IBM defines enterprise risks as “significant risks that may impact competitive position, reputation or long-term enterprise value within an 18 month period.
Category examples include:
-
Emerging markets and political stability
-
Government policies and regulations
-
Competitive landscape
-
Acquisition realization of expected benefits
-
Financial and economic environment.
Financial risks may be different. Much like companies centralize foreign exchange or interest-rate risk within treasury and take ownership away (or share it) with the businesses, additional risks that are principally financial in nature or where risk mitigation is conducted via financial instruments or other financial market mechanisms arguably should follow suit.
These financial risks, not owned entirely by the businesses, both call for a “chief risk officer” and do not violate the first ERM principle that business risks should not have owners outside the business. The financial risk owners can offer advice and counsel on non-financial risks, in order to better mitigate them, but they should not own the risks.
The risk school
Many companies have developed training and education modules to bring managers and executives up to speed on how to identify, assess, manage and mitigate risks. But IBM is taking training one step further to connect with future risk managers by working with universities that have MBA programs focused on risk management. “The teams working on this are very excited about it,” according to Ms. Ruderman.

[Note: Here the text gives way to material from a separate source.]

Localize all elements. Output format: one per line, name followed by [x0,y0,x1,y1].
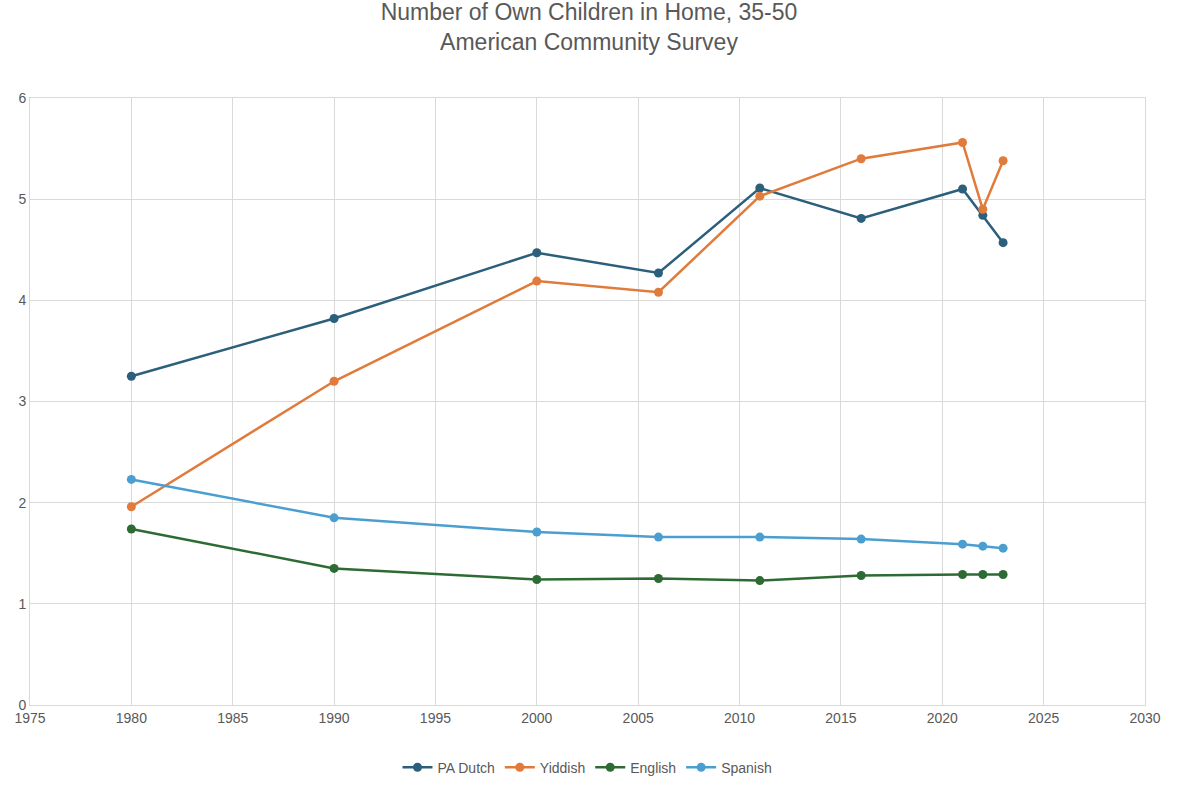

Within IBM the Risk Management team targets different groups to train on risk management concepts. Ms. Ruderman cited an example of 60 people being trained on pricing. As a result of the Risk Management team’s influence, the curriculum now includes risk management and how that can help identify enterprise risks associated with the pricing process.
next steps
While IBM has made significant strides toward rolling out Risk Management into the infrastructure of the overall organization, more effort remains with several priorities for 2010 beginning with improvements to the risk assessment methodologies and tools. The particular objective is, “to create metrics that drive proactive responses rather than reactive ones,” stated Ms. Ruderman.
The company also wants to see risk management more integrated into business strategy and execution, particularly as it relates to emerging risks. Finally, the Risk Management leadership wants to see risk management knowledge become so institutionalized that it is integrated with business performance management.
All this is ambitious, but achievable in IBM’s view. It also underscores how non-financial companies can move forward fast with ERM programs that few others can top.
Drawing the Risk Lines
One of the challenges for any organization grappling with ERM is determining what authority and accountability should exist for different types of risks and different locations of risk.
The conventional thinking is that all risk accountability should be held by the risk owner. The role of the ERM team is simply to educate those owners on how to identify and manage those risks and to develop and deploy tools that optimally enable those activities. But, what authority should the ERM team have over risks they deem are not being dealt with adequately?
An example was posed by one of the members of The Corporate ERM Group to Ms. Ruderman. “If Human Resources is having a serious talent retention problem in another country, can they approach the CFRO for consultation?” the member asked. Answer: “Yes, but the general manager and HR team of that country ultimately owns that problem,” as Ms. Ruderman said.
“Should the CFRO flag the problem if no one else does?” the member asked. Ms. Ruderman replied: “If it is an enterprise risk, the CFRO has the authority to request the risk owner to review the risk at an ERM steering committee meeting or to even recommend to the CFO that the risk be presented to the audit committee or in some cases the full board. But if it’s not deemed an enterprise risk, the CFRO will not call it out.”